Archiv: Gesellschaft

Ideen

In der SZ blickt die Historikerin Christina Morina fasziniert auf die Debatte über Antisemitismus auf der Documenta. Der "wenig kompetente" Umgang der Documenta-Leitung mit dem Thema ist ihrer Ansicht nach auf "tektonische Verschiebungen in der politischen Kultur" zurückzuführen: Der Schlussstrich unter den Holocaust, an dessen Einforderung man früher rechte Beschöniger erkannte, wird heute von einem breiten Bündnis gefordert. "So offen wie nie zuvor (zumindest seit Martin Walsers Paulskirchen- und Björn Höckes Schandmal-Rede nicht mehr) machen sich Erinnerungsermüdung, Normalisierungsrhetorik und Politisierungslust in jüngster Zeit breit. Man wünscht ein 'Ende der deutschen Holocaust-Orthodoxie' und setzt atemberaubend kaltherzig auf das Aussterben der Überlebenden (Wolfgang Reinhard).

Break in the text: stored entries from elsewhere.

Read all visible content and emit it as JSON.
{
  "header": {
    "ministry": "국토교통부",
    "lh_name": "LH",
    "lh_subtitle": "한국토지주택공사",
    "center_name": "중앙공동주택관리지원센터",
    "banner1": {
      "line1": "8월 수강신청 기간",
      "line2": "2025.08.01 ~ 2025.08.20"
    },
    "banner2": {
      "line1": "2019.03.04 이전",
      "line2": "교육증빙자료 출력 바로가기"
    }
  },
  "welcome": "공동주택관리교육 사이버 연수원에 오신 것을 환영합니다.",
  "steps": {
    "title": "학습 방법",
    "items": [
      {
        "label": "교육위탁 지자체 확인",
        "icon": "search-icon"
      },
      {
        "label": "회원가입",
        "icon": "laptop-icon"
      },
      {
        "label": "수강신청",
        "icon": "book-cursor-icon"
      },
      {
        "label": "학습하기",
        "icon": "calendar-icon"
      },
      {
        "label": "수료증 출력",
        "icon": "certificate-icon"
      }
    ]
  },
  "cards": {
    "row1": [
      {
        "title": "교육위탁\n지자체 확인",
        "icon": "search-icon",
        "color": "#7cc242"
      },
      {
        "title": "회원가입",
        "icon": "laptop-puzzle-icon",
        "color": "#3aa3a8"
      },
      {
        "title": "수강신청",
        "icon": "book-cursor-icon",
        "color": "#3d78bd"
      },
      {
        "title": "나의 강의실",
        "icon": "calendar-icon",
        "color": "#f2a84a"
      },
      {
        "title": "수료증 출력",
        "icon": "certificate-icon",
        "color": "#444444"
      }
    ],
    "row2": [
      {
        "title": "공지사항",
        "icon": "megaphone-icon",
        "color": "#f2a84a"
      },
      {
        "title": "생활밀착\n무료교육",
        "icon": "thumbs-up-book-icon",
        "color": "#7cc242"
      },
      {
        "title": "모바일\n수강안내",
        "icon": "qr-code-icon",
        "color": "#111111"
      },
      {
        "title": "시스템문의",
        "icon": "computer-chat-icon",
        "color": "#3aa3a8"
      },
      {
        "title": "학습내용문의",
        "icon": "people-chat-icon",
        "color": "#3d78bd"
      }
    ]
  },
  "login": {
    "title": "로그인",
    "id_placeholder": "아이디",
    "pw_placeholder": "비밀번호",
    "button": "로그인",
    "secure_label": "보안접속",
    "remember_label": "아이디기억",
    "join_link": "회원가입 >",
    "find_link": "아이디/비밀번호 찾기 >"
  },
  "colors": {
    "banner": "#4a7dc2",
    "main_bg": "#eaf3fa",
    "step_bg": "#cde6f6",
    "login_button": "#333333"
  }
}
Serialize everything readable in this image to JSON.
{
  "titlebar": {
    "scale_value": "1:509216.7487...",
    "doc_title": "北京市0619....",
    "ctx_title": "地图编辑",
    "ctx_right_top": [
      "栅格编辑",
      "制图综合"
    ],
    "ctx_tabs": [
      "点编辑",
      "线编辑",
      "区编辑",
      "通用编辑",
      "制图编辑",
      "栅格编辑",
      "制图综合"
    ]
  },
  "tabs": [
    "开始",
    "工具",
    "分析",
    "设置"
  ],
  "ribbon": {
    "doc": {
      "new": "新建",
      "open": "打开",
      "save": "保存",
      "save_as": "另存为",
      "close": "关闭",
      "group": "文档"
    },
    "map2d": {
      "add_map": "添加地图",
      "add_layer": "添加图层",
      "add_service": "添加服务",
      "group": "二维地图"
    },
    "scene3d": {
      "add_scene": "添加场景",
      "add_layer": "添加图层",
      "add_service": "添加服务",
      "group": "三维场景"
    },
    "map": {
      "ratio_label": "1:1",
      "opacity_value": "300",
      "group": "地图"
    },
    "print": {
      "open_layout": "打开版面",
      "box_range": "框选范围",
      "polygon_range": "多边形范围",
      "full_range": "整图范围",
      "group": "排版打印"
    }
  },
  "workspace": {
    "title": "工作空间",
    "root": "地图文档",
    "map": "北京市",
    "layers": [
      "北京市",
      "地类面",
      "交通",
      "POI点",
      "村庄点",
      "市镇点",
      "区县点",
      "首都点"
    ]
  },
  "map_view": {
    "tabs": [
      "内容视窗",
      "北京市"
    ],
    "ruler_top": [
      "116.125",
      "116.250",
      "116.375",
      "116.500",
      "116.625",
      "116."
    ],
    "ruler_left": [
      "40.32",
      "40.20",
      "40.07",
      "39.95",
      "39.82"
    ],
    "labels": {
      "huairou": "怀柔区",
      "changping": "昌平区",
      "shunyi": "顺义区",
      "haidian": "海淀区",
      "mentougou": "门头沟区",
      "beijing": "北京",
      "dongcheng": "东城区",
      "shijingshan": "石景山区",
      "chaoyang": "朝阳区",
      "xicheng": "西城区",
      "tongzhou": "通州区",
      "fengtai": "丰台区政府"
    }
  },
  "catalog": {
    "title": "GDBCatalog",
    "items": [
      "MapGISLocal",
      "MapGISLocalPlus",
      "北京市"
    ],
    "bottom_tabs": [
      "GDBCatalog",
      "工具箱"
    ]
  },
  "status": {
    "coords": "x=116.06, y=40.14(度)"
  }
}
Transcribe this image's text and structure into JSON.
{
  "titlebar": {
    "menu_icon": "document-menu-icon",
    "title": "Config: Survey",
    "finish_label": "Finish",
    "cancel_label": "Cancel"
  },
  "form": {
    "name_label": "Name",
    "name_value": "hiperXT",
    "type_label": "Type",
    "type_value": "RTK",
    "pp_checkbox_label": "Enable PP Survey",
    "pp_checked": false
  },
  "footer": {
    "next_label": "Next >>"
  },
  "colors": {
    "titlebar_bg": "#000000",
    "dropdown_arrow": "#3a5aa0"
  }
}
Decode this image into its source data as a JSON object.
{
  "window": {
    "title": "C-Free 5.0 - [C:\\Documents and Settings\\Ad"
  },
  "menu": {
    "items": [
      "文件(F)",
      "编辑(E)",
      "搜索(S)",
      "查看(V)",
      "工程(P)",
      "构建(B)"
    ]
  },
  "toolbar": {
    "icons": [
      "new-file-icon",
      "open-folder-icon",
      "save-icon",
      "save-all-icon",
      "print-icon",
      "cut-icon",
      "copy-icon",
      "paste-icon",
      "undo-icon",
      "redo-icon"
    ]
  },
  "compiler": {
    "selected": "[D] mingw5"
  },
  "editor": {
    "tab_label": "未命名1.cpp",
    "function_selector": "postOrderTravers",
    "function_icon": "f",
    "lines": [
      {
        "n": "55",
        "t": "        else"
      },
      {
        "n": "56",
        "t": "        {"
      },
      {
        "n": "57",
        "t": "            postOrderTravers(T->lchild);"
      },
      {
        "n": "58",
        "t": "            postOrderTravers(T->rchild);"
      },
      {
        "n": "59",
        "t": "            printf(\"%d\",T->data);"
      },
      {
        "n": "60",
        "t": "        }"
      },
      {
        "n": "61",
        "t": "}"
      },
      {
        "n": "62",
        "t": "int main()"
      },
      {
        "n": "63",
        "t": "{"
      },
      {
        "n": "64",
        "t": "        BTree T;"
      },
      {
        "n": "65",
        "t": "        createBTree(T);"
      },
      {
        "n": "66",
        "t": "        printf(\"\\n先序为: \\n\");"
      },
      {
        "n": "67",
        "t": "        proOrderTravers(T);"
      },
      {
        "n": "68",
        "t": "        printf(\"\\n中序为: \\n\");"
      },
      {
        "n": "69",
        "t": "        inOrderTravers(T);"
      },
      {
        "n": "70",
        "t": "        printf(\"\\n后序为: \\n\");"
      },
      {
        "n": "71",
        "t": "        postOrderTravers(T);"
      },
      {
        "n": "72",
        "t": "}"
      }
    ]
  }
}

Verflucht den 'Katechismus der Deutschen' (A. Dirk Moses), verengt die Vergegenwärtigung von Geschichte auf ihren Sinn und Nutzen für gegenwärtige Ungerechtigkeitskämpfe (Michael Rothberg), marschiert im schlimmsten Wutbürgerton gegen das 'Gebrüll' der 'Bataillone' von Anti-Antisemiten anschreiend über die 'Verantwortung für die angemessene Erinnerung' hinweg, die Deutschland halt nie wieder loswerde (Eva Menasse)." Der Vorstellung, man könne den Konflikt zwischen Israelis und Palästinensern in Deutschland diskutieren, abgetrennt "von der deutsch-jüdischen Geschichte" oder "der deutsch-jüdischen Gegenwart" erteilt Morina eine klare Absage.